Поспав несколько часов, я развил активную деятельность, отправив домочадцев Филодема, Калликрата и даже самого Филодема в Город с приглашениями, отвергнуть которые было совершенно невозможно. В этой кампании ксерксова масштаба я взял на себя роль квартирмейстера, набил кошель монетами и пошел на рынок. Солнечный свет оглушил меня, как удар молотом, едва я ступил за дверь, но я мужественно выдержал этот удар и скупил все вино в Афинах до капли, а также изрядный запас еды, в основном рыбы, на тот случай, если гости забудут принести свою.
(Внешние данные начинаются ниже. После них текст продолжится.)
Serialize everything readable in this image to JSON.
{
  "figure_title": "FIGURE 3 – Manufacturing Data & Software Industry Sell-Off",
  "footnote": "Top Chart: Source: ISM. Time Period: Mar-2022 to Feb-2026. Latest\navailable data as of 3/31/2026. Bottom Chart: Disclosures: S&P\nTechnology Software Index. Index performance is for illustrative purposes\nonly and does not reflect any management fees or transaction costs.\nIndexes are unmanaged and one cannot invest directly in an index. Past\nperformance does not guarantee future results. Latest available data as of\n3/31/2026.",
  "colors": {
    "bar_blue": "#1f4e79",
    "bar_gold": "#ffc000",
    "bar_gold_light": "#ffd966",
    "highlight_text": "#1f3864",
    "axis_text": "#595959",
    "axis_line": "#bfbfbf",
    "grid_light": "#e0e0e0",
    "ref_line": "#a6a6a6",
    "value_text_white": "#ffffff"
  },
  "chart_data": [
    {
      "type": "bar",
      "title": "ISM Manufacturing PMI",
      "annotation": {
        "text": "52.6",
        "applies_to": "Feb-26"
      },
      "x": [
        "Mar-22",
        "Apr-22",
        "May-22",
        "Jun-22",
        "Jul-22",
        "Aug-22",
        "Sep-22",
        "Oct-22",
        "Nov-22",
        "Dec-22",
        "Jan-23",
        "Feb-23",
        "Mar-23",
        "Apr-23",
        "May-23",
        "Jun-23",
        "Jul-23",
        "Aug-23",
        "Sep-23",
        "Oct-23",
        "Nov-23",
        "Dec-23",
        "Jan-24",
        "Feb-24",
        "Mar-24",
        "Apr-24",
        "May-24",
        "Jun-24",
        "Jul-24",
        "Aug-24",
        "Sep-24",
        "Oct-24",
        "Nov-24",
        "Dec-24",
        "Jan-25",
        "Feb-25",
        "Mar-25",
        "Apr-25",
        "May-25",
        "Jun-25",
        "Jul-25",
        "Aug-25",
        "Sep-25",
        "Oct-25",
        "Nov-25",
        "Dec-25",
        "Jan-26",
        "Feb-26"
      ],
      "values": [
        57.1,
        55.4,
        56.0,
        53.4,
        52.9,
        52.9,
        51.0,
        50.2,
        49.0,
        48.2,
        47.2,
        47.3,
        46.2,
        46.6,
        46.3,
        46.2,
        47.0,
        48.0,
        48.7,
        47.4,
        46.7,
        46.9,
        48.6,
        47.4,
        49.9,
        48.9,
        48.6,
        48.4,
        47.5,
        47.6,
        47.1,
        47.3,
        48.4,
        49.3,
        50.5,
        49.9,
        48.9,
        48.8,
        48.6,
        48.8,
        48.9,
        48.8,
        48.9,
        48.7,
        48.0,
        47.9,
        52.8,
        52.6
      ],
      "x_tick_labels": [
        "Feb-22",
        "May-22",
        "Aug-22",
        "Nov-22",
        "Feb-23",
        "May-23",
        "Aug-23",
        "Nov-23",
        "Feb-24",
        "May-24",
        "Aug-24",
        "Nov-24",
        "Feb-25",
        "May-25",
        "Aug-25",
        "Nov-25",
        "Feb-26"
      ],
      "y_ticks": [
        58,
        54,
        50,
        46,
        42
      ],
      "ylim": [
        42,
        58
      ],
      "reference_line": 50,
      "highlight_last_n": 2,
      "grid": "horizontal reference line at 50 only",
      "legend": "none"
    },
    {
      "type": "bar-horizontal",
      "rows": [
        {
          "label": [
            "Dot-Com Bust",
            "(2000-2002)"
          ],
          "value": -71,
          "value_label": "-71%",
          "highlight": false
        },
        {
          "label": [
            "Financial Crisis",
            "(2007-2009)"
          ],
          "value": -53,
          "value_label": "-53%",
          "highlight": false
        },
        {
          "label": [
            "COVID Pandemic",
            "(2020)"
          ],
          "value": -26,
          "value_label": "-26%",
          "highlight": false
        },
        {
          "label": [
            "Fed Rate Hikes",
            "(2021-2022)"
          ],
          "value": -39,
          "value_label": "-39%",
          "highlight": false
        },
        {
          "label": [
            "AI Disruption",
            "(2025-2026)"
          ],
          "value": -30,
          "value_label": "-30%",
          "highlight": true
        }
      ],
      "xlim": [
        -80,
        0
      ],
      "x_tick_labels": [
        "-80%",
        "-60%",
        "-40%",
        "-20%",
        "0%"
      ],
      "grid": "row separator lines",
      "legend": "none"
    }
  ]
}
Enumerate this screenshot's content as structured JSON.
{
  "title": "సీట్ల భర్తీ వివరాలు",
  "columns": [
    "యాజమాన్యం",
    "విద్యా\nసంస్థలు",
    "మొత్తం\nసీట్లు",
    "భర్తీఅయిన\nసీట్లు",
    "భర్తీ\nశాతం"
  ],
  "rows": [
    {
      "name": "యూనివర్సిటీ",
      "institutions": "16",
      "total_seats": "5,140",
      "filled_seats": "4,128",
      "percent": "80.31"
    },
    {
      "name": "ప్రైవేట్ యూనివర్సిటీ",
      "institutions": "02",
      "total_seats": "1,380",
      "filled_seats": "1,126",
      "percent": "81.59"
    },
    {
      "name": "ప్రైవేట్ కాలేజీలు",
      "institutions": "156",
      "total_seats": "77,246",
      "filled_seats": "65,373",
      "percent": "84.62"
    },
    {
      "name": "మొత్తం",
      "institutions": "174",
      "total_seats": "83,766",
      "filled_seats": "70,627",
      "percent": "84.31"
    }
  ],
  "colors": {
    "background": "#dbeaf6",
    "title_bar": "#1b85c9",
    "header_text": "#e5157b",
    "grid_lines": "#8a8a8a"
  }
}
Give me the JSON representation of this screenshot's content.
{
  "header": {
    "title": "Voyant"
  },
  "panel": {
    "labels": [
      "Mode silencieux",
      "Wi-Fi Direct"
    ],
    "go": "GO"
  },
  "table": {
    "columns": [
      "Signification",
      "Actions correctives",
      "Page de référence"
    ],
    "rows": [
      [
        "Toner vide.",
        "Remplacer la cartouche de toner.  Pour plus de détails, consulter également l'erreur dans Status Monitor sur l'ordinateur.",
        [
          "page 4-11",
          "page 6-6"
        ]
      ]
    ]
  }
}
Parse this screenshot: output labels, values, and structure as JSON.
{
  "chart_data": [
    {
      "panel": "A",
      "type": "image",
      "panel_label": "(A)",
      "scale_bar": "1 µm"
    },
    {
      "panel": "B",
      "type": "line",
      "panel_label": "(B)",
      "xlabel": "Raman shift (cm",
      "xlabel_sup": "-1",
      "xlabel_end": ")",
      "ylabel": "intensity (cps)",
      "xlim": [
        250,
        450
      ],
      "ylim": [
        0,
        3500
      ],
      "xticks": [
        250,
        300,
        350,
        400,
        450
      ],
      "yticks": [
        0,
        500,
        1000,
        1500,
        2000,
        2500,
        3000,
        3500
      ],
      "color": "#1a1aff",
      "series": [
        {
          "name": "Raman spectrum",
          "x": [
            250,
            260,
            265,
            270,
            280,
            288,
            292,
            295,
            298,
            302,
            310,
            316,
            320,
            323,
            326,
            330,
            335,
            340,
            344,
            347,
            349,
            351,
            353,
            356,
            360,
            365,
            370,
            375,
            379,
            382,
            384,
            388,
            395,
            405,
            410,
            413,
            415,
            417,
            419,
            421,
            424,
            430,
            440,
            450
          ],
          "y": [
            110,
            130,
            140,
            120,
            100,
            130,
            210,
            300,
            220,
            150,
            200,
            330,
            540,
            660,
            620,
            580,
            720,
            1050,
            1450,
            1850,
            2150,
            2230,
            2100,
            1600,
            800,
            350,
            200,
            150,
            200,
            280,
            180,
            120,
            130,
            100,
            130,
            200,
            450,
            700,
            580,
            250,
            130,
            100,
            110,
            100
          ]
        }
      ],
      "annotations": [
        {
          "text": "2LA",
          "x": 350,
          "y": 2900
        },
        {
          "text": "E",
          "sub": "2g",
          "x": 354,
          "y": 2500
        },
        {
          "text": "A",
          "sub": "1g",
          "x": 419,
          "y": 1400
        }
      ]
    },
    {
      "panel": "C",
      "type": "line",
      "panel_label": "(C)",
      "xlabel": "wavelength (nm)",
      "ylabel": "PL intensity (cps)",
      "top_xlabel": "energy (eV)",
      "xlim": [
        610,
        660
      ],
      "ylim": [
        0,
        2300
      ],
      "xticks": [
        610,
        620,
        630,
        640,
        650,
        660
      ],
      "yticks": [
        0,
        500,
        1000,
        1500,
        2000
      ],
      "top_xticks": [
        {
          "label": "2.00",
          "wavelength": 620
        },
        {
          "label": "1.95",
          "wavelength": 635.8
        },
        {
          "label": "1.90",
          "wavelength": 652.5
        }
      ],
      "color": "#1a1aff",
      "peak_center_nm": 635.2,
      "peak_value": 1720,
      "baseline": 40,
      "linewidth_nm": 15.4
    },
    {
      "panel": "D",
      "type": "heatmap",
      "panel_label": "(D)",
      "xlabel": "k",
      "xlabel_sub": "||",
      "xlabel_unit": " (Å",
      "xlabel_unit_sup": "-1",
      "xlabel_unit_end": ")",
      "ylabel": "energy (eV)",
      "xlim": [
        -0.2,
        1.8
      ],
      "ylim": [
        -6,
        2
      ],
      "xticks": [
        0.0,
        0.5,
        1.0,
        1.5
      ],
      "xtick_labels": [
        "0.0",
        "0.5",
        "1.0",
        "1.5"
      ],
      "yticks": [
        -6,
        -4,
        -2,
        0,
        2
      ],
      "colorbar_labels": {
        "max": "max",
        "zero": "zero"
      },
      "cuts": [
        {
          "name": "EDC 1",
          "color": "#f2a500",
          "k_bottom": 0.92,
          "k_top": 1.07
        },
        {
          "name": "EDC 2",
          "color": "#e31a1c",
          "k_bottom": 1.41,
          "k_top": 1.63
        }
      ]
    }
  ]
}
Затем я спустился к дому Федры в сопровождении каравана носильщиков, серьезно нарушив уличное движение, и приступил к трудам.

Дом Федры со всей его роскошной обстановкой, который я давно не навещал, прекрасно подходил для пира. Здесь было больше лож и стульев, чем у Аристофана, и достаточно кратеров, чтобы смешать Эгейское море с Океаном. Федра спрятала все женские предметы обстановки с глаз долой, а пол был идеально чист и сух. Но за задней дверью я обнаружил кучу пустых винных амфор, приготовленных для сборщика, и задался вопросом, как это она ухитрилась опорожнить такое их количество в одиночку.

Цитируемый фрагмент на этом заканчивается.